Pokir DPRD Dalam Pusaran Kejahatan Terstruktur ?

Sudah menjadi rahasia umum bila para anggota DPRD mendapat jatah kegiatan/proyek APBD pembangunan fisik maupun pengadaan setiap tahunnya melalui usulan/aspirasi yang sekarang disebut Pokok Pikiran (Pokir) Dewan.

Sayangnya, dari sejumlah penelusuran media, proyek Pokir yang anggarannya mencapai ratusan juta itu diduga diperjualbelikan kepada kontraktor, sementara oknum dinas tempat Pokir itu berada disinyalir menjadi pengepulnya.

Dugaan kolusi antara dewan dan dinas dalam proyek Pokir ini ditengarai untuk mengelabui bidikan hukum. Mereka belajar dari kasus yang banyak terjadi diluar daerah.

Modus praktiknya, oknum dinas menawarkan kepada kontraktor dengan komitmen fee 10 hingga 15 persen dari pagu proyek Pokir. Selanjutnya, komitmen fee diserahkan kembali kepada oknum dewan dengan nilai bervariasi antara 30 sampai 50 persen.

Secara sederhana, Pokir adalah usulan program atau kegiatan pembangunan yang diajukan DPRD kepada pemerintah daerah, menyusul usulan itu berasal dari aspirasi masyarakat yang mereka wakili.

Ketentuan Pokir sejatinya juga bagian sah dalam proses perencanaan pembangunan daerah sebagaimana diatur dalam pasal 178 Permendagri Nomor 86 Tahun 2017. Implementasinya merupakan kajian permasalahan pembangunan daerah yang di peroleh dari DPRD berdasarkan risalah Rapat Dengar Pendapat (RDP) dan/atau rapat hasil penyerapan aspirasi melalui reses.

Namun lagi-lagi Pokir ini justru disisipi kepentingan pribadi maupun transaksi anggaran yang menyimpang dari prinsip akuntabilitas dan tidak berkesesuaian dengan Rencana Jangka Menengah Daerah (RJPMD) yang telah ditetapkan. Tak salah jika kemudian banyak temuan, aspek pokok pikiran dalam Pokir itu tidak lagi nampak. Nampak dari pandangan Dewan adalah dimensi anggaran atau duit. Pokir adalah sandi rahasia bagi anggota DPRD untuk memainkan APBD guna membiayai coast politic electoral yang semakin mahal.

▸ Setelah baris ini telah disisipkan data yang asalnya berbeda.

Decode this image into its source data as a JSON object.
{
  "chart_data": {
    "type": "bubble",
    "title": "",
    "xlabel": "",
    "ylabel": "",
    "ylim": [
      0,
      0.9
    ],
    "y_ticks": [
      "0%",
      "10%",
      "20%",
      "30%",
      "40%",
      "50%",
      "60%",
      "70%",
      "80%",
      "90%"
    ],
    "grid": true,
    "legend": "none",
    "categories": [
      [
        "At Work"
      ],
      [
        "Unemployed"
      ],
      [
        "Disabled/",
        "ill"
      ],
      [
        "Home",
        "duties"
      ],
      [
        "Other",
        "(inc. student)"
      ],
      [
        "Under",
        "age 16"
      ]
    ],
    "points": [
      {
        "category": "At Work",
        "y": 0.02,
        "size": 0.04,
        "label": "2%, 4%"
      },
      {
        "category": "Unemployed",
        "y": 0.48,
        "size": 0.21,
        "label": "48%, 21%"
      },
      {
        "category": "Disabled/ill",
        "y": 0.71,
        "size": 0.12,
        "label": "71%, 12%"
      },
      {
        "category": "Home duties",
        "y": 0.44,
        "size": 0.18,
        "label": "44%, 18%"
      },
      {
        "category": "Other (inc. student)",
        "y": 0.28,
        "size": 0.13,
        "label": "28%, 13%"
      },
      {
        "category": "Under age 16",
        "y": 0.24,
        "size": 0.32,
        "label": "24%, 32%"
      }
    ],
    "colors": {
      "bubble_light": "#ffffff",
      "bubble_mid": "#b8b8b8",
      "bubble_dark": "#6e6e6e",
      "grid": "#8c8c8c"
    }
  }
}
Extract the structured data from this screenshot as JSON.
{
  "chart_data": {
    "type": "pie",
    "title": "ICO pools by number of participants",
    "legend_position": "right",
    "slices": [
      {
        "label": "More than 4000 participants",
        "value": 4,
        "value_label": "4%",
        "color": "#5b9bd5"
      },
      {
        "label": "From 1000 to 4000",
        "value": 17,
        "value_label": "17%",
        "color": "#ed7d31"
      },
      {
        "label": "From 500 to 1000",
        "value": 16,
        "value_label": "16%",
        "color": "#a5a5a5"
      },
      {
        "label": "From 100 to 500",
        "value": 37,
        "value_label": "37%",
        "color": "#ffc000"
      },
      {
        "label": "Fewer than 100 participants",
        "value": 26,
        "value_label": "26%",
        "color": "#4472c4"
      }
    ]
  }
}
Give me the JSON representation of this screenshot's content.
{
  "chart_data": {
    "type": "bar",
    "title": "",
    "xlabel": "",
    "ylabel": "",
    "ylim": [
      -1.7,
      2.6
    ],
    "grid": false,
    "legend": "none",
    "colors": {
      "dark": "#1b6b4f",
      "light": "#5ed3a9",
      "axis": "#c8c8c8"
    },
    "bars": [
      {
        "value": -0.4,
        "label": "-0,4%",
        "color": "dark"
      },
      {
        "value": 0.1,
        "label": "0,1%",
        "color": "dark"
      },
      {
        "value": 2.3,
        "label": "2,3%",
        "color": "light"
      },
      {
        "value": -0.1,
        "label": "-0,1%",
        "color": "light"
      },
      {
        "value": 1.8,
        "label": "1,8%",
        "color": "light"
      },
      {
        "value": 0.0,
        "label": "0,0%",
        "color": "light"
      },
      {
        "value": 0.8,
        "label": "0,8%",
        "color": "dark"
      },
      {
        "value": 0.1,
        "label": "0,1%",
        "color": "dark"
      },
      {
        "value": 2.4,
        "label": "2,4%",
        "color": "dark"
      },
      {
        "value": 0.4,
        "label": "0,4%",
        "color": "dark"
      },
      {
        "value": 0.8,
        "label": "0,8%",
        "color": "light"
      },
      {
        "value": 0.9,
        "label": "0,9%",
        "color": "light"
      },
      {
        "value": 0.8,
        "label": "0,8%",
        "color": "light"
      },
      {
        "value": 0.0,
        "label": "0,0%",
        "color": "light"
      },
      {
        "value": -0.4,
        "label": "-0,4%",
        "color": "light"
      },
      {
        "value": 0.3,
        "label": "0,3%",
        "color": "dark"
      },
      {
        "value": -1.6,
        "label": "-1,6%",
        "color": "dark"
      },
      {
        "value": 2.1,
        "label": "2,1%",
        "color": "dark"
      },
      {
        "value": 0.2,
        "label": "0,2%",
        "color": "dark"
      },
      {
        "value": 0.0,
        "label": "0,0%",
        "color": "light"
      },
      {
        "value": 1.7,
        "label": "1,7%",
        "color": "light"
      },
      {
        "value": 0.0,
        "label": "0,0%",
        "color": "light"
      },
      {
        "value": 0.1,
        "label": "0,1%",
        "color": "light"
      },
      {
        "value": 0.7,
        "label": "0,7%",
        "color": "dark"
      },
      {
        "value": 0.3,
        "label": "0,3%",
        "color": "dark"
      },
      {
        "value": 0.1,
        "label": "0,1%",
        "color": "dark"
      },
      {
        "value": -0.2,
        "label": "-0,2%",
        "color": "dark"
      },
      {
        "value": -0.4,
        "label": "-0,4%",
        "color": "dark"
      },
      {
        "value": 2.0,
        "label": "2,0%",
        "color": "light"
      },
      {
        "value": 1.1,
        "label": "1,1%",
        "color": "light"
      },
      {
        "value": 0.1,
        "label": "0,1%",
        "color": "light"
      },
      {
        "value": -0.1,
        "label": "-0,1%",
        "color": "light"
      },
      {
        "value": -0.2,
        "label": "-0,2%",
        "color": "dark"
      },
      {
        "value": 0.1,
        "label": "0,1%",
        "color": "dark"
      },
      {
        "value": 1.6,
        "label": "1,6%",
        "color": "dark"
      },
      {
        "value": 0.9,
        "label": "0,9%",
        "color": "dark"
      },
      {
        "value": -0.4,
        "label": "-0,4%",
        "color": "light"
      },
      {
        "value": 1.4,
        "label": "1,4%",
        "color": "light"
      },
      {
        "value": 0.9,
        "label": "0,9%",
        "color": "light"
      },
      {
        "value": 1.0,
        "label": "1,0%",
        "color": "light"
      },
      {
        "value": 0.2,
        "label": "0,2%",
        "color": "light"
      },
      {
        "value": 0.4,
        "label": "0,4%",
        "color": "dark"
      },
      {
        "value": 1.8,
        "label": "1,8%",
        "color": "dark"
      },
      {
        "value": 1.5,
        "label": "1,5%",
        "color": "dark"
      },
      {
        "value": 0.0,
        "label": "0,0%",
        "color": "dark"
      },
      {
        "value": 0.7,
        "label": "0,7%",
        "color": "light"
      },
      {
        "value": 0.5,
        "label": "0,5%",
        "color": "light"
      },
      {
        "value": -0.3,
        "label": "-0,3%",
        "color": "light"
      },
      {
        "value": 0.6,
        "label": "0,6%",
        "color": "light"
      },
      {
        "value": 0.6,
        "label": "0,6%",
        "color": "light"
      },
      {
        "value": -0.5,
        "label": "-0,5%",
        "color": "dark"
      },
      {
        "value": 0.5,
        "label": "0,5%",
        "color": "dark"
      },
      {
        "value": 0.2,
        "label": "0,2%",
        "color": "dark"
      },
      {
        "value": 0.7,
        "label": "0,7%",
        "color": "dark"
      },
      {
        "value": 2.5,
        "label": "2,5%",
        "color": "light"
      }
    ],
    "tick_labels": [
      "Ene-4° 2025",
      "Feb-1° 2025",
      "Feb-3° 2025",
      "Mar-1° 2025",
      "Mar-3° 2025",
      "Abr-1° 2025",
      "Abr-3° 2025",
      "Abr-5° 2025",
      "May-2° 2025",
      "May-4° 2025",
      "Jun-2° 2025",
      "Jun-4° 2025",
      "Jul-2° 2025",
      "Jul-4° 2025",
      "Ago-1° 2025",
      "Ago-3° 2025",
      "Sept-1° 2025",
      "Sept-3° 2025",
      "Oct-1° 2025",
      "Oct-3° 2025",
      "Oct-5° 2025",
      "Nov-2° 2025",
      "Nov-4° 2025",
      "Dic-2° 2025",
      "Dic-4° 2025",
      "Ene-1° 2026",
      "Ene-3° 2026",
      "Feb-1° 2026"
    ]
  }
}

Komisi Pemberantasan Korupsi (KPK) melalui Direktorat Koordinasi dan Supervisi Wilayah V, sesungguhnya menemukan indikasi anomali dalam penyaluran dana pokok pikiran (pokir) DPRD Nusa Tenggara Barat. Dalam praktiknya, ditemukan sejumlah pelanggaran, seperti hibah uang yang tidak jelas dasarnya, yayasan fiktif, dan indikasi adanya fee atau praktik ijon,(tempo.co, 24 November 2024).

KPK juga mencatat bentuk penyimpangan lain termasuk pengajuan tak sesuai prosedur, perubahan pokir setelah pembahasan anggaran, hingga tidak ada pertanggungjawaban yang sesuai fakta atas belanja hibah dan bantuan.

Tak salah jika kemudian KPK merekomendasikan perbaikan dalam tata kelola perencanaan dan penganggaran pokir DPRD ini. Apalagi syarat utama perbaikannya adalah lewat transparansi dan kepatuhan aturan, seperti pokir harus berupa program yang dirancang oleh OPD sesuai dengan aspirasi masyarakat. Selain itu, larangan penyisipan program yang tidak relevan ke dalam Rencana Kerja Pemerintah Daerah dan Rencana Pembangunan Jangka Menengah Daerah.

Prinsipnya Pemerintah Daerah (pemda) perlu berhati-hati dan cermat dalam menangani pokok pikiran (Pokir) DPRD karena seringkali menjadi titik rawan konflik kepentingan dan potensi penyalahgunaan. Pemda harus memastikan Pokir sesuai dengan peraturan perundang-undangan, kebutuhan masyarakat, dan tidak berpotensi menimbulkan korupsi.

Harus lebih tegas dalam memberikan porsi anggarannya dan benar benar berani menolak jika tidak sesuai. Tidak malah berkonspirasi atau bermain mata. Dengan kejelian dan langkah-langkah yang tepat, Pokir dapat menjadi instrumen yang efektif untuk mendorong pembangunan daerah yang partisipatif, transparan, dan akuntabel, serta memberikan manfaat nyata bagi masyarakat.